Umsatzsteuer | Vorsteuerabzug und private Verwendung im Rahmen eines Ehegatten-Vorschaltmodells

Umsatzsteuer

Vorsteuerabzug und private Verwendung im Rahmen eines Ehegatten-Vorschaltmodells

(1)  Der Erwerb eines Pkw zur langfristigen Überlassung an den freiberuflich tätigen Ehegatten kann eine unternehmerische (wirtschaftliche) Tätigkeit begründen.  (2)  Der Vorsteuerabzug des Vermieters eines Pkw ist nicht systemwidrig und daher auch nicht missbräuchlich. Dies gilt bei einer Vermietung unter Ehegatten jedenfalls für die Vermietung von Pkw, die nicht dem unmittelbaren Familienbedarf dienen.  (3)  Einer Besteuerung der privaten Verwendung des vermieteten Pkw durch den Vermieter-Ehegatten steht eine vertraglich geregelte Vollvermietung an den anderen Ehegatten nicht entgegen (Bezug: § 2 Abs. 1, § 3 Abs. 9a Nr. 1, § 15 Abs. 1 Satz 1 Nr. 1, § 15 Abs. 1a UStG ; § 12 Nr. 1 EStG ; Art. 9 Abs. 1, 168 Buchst. a MwStSystRL ; § 12 Nr. 1 EStG ; § 41 Abs. 2, § 42 AO ; § 117 Abs. 1 BGB ). 

Praxishinweise 
(1)  Der BFH bejahte somit eine unternehmerische Tätigkeit mit der Berechtigung zum Vorsteuerabzug, wenn wie im  Urteilsfall  eine Ehefrau einen Pkw erwirbt und dann an ihren  Ehemann  für dessen  Arztpraxis verleast  und somit den Vorsteuerabzug geltend macht, welcher dem Ehepartner bei Kauf des Pkw nicht selbst zugestanden hätte. Unschädlich war, dass die Ehefrau nicht am allgemeinen Markt tätig wurde, sondern Leasingleistungen lediglich an ihren Ehegatten als (einzigen) Kunden erbrachte, und dass sie über kein Geschäftslokal verfügte. Da der Leasingvertrag zwischen den Ehegatten im Wesentlichen wie vereinbart durchgeführt wurde,  verneinte der BFH auch ein Scheingeschäft . Auch dass die Frau entgegen der Vereinbarung im Leasingvertrag anstelle ihres Ehemannes in einigen Fällen die Rechnungen für Wartungsarbeiten am Pkw selbst beglichen hat, führt nicht zur umsatzsteuerlichen Nichtanerkennung des Vertrags. 
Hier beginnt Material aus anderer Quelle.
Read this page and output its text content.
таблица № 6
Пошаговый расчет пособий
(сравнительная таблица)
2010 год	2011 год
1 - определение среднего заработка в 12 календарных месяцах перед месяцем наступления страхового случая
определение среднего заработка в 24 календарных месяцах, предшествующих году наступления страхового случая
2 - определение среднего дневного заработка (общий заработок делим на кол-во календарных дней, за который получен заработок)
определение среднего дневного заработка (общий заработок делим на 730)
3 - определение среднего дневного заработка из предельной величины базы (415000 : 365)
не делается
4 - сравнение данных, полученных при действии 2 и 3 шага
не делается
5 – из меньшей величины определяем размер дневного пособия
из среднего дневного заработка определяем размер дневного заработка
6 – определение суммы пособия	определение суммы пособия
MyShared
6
(2)  Da die Pkw-Überlassung mit dem Leasingvertrag auf einer besonderen Vereinbarung beruhte, liege auch  keine Nutzungsüberlassung auf familienrechtlicher Grundlage vor , so der BFH. Einem Vorsteuerabzug der Ehefrau stehe auch nicht § 15 Abs. 1a UStG i. V. mit § 12 Nr. 1 EStG entgegen. Die Gestaltung sei nicht unangemessen, wenn die Ehefrau ihre Vermieterstellung unstreitig aus eigener finanzieller Kraft wahrgenommen habe, da sie finanziell von ihrem Ehegatten unabhängig sei und den Pkw aus ihrem eigenen Einkommen oder Vermögen erworben habe. Hat die Ehefrau aber das Fahrzeug auch selbst genutzt, ist eine Besteuerung der Nutzung des Fahrzeugs durch die Ehefrau als  unentgeltliche Wertabgabe  (§ 3 Abs. 9a Nr. 1 UStG ) vorzunehmen, so der BFH.